Re-assess Your Intentions
So, you can’t make assumptions about people—but even if someone were unhealthy, why is it your business anyways? It is not true that weight is an indicator of health or that obesity is an “epidemic” that needs a “cure.” But even if it were true, overweight people still deserve to be treated like human beings. People who fat-shame very often defend themselves by saying that they have the best intentions; that they just want to help; that they care about healthy lifestyles and the well-being of others. I’ve actually had people tell me that before, that they are just concerned about me if I’m “too thin” for their liking. But think about this for a moment: If you really, truly wanted to help someone make a healthy lifestyle choice, do you really, truly believe that shaming them and dehumanizing them will work? Get off your high horse. Someone else’s body, even someone else’s health, is never your concern! You have no right to shame them. You don’t get to define their value. Ever.
Call Out Concern Trolling
Continuing from the above point, concern trolling is fat-shaming commentary poorly disguised as good intentions. Some examples:
“I’m just concerned about your health!”
“You would be so pretty if you just lost/gained a few pounds.”
“Obesity is a huge issue in our community/society, and I think it’s important to address it.”
“I don’t hate fat people, but…”
Or any comment that hinges on a “but.” These comments are not only unhelpful but also quite harmful. If you hear someone trying to concern troll, intervene where you can. Ask them if it’s any of their business, and ask them why they are being so rude and narrow-minded. Throw out some health facts that complicate the picture because human health is complex and never binary. Let them know, especially if they are someone close to you, that what they’re saying is oppressive.

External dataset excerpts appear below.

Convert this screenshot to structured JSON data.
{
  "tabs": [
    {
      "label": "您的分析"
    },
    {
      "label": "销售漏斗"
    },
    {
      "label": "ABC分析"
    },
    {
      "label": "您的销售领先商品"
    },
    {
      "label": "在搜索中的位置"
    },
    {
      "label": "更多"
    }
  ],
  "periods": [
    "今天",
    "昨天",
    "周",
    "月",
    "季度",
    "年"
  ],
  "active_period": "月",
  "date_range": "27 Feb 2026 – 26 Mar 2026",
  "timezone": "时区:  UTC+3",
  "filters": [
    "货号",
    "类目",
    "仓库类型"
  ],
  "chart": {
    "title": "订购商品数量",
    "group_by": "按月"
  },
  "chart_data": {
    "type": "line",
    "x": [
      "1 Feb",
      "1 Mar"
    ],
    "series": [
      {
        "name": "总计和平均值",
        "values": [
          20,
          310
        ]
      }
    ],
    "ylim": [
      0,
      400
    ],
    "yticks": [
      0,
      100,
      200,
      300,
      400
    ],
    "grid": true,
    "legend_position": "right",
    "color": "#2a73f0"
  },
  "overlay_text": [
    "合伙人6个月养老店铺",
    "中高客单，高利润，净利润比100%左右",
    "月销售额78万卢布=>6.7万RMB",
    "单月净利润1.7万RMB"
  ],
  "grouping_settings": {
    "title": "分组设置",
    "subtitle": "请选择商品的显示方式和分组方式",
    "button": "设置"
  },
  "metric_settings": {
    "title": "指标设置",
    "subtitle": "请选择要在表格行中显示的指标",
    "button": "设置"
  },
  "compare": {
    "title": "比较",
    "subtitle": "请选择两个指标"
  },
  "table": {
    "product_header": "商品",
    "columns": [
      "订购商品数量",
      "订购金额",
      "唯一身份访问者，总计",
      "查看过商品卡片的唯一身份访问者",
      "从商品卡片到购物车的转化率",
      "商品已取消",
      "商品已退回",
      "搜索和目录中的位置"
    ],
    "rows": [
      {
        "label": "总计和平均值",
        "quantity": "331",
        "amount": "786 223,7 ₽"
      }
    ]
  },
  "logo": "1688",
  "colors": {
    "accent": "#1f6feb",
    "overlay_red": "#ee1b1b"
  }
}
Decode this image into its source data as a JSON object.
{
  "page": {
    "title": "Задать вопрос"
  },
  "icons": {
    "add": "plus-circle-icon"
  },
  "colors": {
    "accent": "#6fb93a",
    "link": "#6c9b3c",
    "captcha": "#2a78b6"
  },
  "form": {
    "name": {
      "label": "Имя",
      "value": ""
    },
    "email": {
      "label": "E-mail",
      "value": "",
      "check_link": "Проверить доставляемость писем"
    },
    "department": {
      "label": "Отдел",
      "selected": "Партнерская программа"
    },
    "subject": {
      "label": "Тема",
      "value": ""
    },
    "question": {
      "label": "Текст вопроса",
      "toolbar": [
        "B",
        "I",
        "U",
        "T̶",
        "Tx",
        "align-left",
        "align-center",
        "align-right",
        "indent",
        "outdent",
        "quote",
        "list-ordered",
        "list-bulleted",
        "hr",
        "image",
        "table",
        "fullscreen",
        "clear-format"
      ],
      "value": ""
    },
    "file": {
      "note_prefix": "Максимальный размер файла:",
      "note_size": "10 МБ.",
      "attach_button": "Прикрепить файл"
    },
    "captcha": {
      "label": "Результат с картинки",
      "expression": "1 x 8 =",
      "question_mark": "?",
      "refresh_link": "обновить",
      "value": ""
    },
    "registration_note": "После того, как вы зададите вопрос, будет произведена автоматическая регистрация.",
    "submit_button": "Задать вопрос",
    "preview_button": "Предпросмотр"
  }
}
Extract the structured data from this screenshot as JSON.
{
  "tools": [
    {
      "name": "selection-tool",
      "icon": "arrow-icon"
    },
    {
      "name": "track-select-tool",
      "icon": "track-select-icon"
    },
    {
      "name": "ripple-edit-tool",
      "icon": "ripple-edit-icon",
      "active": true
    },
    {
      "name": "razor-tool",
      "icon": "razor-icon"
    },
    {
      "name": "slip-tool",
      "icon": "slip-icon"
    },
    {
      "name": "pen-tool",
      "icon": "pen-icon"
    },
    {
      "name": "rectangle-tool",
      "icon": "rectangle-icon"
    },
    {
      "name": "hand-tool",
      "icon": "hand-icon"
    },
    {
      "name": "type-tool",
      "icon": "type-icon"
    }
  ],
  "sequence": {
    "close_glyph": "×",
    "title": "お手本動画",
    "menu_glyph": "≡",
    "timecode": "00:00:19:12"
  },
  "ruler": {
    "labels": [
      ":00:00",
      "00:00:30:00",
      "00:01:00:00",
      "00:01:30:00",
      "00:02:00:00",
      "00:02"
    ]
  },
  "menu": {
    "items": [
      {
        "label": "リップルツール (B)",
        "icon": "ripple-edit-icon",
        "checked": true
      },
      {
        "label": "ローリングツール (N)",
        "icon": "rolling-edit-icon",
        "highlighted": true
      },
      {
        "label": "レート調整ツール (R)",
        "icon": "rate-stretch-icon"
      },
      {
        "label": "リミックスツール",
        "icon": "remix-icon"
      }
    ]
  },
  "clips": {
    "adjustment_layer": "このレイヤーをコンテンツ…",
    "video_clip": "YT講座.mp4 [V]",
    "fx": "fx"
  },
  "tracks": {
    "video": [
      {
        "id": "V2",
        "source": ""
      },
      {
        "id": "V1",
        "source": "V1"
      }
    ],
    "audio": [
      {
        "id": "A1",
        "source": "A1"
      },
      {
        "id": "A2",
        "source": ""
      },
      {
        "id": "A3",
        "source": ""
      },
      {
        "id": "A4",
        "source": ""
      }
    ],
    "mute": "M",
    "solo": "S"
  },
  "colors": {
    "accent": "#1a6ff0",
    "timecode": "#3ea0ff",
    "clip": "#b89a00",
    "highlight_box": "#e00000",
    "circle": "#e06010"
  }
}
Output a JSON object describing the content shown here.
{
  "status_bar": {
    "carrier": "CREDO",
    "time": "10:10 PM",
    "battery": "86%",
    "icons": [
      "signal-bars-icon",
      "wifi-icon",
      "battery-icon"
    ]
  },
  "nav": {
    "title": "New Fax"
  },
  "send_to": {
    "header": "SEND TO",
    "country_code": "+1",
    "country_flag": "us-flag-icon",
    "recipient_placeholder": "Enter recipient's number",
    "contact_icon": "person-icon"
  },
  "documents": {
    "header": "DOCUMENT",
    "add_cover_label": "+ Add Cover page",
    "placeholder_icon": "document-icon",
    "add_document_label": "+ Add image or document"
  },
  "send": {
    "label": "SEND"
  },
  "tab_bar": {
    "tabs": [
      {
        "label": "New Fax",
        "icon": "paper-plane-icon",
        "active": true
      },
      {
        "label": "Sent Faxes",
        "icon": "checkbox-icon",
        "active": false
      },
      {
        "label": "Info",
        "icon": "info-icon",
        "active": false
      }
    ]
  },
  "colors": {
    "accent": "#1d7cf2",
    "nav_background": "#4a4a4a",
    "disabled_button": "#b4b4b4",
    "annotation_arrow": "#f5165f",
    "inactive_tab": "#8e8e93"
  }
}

Understand the Intersections
Fatness is stigmatized on all bodies—but on certain bodies, it adds a greater burden. People who struggle with eating disorders may feel that the words “thin privilege” are galling because it is not a privilege to experience downgrading from an eating disorder. This is where we must again remember that oppressions are intersectional. Privilege in one form does not cancel out oppression in another form. Oppression in one form does not cancel out privilege in another form.
And most of all… Humanize!
It all comes down to this: how do you think we, as human beings, should treat one another? Do you think that arbitrary definitions of health or misconceptions about where our tax dollars go are more important than someone’s humanity? Do you think that a privileged person’s biases trump a marginalized person’s humanity? We should always treat one another with empathy, compassion, and respect.